Kenapa Sultan malah membuat Fara bimbang lagi. "Saya tahu diri untuk tidak menolak lagi," ucap Fara bergetar, tapi sekuat mungkin harus Fara hadapi. Pada akhirnya, peristiwa ini akan terjadi juga.
"Lapar?" Fara menggeleng dengan senyuman terpaksa. Sudah selesaikan saja eksekusinya, selanjutnya pasti akan terbiasa. Isi hati Fara terus merapalkan kata penyemangat untuk dirinya.
"Ayo!" ajak Sultan menggandeng Fara ke dalam kamar.
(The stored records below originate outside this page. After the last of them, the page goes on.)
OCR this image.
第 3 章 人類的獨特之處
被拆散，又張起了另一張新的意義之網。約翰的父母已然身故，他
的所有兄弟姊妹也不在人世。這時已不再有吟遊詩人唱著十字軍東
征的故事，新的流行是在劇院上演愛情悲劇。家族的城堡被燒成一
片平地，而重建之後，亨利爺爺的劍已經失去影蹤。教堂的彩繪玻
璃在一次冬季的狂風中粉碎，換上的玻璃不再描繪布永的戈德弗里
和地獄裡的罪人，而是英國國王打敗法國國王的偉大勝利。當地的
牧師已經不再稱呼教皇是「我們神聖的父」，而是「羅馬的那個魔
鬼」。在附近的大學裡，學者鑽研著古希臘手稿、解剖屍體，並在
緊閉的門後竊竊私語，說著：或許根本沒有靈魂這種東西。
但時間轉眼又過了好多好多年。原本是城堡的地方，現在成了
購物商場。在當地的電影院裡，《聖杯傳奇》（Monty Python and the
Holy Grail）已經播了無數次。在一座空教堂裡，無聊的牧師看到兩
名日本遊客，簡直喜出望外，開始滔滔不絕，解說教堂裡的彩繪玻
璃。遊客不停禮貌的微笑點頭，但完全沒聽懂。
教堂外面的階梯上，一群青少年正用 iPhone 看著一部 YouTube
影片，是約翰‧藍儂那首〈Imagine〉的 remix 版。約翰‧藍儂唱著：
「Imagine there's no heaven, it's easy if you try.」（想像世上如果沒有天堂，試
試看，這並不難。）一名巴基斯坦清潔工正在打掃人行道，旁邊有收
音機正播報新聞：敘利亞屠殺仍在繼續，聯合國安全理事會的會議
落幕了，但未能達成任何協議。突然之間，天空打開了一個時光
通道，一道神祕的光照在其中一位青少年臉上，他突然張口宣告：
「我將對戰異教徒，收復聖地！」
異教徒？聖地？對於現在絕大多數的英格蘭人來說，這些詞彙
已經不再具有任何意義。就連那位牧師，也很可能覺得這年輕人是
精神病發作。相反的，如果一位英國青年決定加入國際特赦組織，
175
Sultan sendiri juga dilanda demam panggung mendadak, ini juga pertama kali baginya.
***
"Hiks..hiks.."
"Udah, jangan nangis! Kan, gue gak paksa lo." Fara sedang tiduran memunggungi Sultan sambil terus terisak. Sultan sendiri duduk bersandar di kepala ranjang menatap tak tega Fara. Masih sama-sama polos tanpa helai benang, hanya berbagi selimut menutupi tubuh mereka. Canggung, serba salah, tak enak hati, merasa aneh, bahkan menyesal dengan apa yang baru saja sedang mereka perbuat. Baru beberapa menit yang lalu mereka menyudahi aktifitas di ranjang berdua. Sentuhan dan beberapa gerakan asing yang sungguh intim baru saja terjadi. Keduanya sama-sama gugup, Sultan sendiri tak bisa menutupi jika aktifitas itu belum bisa dia kuasai sepenuhnya. Terlebih saat bertindak, wajah Fara dan tak lupa gerak tubuh Fara jelas memperlihatkan ketakutan. Tak heran pengalaman pertama bagi mereka berakhir dengan datar. Tidak puas dan menimbulkan rasa bersalah.
"Udah, dong! Gue juga belum sampe tembus, kan." Sultan memberanikan diri mengusap kepala Fara. Eksekusi tadi memang gagal, tidak sampai menembus mahkota Fara. Kondisi Fara yang memang masih rapat dan sulit ditembus, tubuh Fara yang juga tak mengajak kerja sama, ditambah reaksi Sultan yang terburu-buru, jelas tak akan bertemu letak kepuasannya. Sebenarnya Sultan berhasil menyelesaikan kepuasan, buktinya dia bisa mengeluarkan dengan cepat di sekitar luar bagian intim Fara. Tapi tetap saja dia merasa bodoh karena gagal menembus. Ternyata jam terbang berpengaruh pada hasil akhir.
Sultan yang memang belum pernah melakukan, mendadak seperti bingung ingin memulai darimana. Antara menikmati setiap inci tubuh Fara atau sama-sama mencari kepuasan dari dua belah pihak. Nyatanya, Sultan terkesan terburu-buru, menikmati bukit indah Fara dengan rakus, lalu turun ke bawah tanpa aba-aba, kemudian kembali lagi, begitu terus tanpa bertanya bagaimana reaksi lawan mainnya. Padahal jelas-jelas Fara belum rileks. Namanya pemula dan haus akan mencari klimaks kenikmatan, akhirnya Sultan tak bisa mengatur waktu semburan perdananya di tempat yang seharusnya berada di dalam. Dia tak bisa memprediksi. Kalau ingat, Sultan merasa bodoh. Sungguh pemula yang tak tahu malu.
"Fara.." Baru kali ini Sultan memanggil namanya.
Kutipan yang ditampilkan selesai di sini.